L’histoire au passé et l’histoire au présent

C’est si particulier. On est dans un territoire où on a la sensation d’être dans l’histoire, dans l’histoire du passé autant que dans l’histoire du présent, l’histoire en train de se faire, l’histoire en train de se vivre, l’histoire en train de s’écrire.
On rencontre Alexis, un jeune homme devenu passionné d’histoire et qui va en faire son métier, il est à l’université en Histoire, parce qu’à l’âge de 10 ans, en 2012, il a déterré un obus français enfoui dans son jardin depuis la guerre 14-18. Et avec lui, on parle aussi de 2016 avec l’installation en urgence du centre d’accueil pour 37 hommes soudanais, et de Croisilles, un village qui a déjà accueilli des migrants en 1914, qui venaient de Maubeuge. Pas longtemps après, pendant cette même guerre, ce sont des gens de Croisilles qui ont du partir et qui sont devenus migrants.
Pour faire le « Portrait de Croisilles », on rencontre des habitantes et des habitants de Croisilles, des gens qui font la vie de Croisilles aujourd’hui. Et aujourd’hui, ici, quand on rencontre quelqu’un, forcément, on parle des migrants qui sont accueillis.
En octobre 2016, ce sont 37 personnes qui ont été accueillies. Aujourd’hui, en novembre 2021, c’est plus de 4000 personnes qui ont été accueillies à Croisilles, dans l’ancienne maison de retraite devenue Centre d’Accueil.
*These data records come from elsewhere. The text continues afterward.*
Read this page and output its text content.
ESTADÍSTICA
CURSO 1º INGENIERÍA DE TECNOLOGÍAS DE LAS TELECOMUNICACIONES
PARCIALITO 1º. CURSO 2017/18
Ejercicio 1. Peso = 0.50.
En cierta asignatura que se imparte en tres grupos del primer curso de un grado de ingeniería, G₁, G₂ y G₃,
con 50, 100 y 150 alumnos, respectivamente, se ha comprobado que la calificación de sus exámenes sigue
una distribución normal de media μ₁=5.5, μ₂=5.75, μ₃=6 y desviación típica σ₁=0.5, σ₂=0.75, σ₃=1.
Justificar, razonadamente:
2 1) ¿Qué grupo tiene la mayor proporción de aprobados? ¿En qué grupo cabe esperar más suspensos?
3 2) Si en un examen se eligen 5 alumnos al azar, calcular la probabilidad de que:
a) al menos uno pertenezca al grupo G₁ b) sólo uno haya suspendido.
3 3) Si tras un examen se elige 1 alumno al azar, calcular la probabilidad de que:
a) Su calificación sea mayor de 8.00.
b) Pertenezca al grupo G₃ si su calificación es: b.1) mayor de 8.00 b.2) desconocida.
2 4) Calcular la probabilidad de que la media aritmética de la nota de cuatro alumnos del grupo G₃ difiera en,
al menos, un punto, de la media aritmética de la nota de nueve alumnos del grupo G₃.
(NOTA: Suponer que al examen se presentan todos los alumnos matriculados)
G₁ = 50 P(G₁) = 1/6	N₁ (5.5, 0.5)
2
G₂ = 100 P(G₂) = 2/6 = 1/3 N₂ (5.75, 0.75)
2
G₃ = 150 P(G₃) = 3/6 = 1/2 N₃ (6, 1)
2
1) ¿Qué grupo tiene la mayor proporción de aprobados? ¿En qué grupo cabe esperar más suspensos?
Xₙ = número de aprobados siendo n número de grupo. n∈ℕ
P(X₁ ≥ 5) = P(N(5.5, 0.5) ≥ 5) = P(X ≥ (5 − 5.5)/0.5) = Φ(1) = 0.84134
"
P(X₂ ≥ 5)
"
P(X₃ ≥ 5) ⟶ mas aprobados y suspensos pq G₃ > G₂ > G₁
Et on comprend qu’on vit des moments qui relèvent de l’Histoire. Et c’est si émouvant, qu’on en a le vertige. On sait que des choses basculent sur notre planète, on sait que les dérèglements écologiques et climatiques provoquent beaucoup de migrations, on sait que cela va continuer, que cela va s’accélérer. On le sait, mais dans d’autres territoires, parfois on peut ne plus y penser, ça peut rester de l’ordre de l’abstraction, et on peut repousser le moment de regarder en face les chamboulements du monde. Mais ici, à Croisilles, c’est concret. Et on ne fait pas que regarder en face les chamboulements du monde, on agit pour trouver comment aider, comment être solidaires, comment être dans l’histoire du présent, comment être vivants aujourd’hui, sur cette planète qui chauffe, comment être vivants en partageant la place des endroits qui restent habitables. Les gens ont mesuré ici à quel point on ne peut continuer qu’en accueillant. Croisilles explore déjà un chemin pour le vivant, un chemin construit avec des pavés d’entraide, être groupés, pour faire face à ce monde aux équilibres fragiles, aux équilibres cassés. Les territoires qui ne le font pas encore, vont devoir apprendre et s’organiser. Et quand on regarde ce qu’il se passe lorsqu’on accueille, on a l’impression de toucher du doigt ce qu’on pressent : un chemin possible est celui de l’entraide et de la solidarité locale.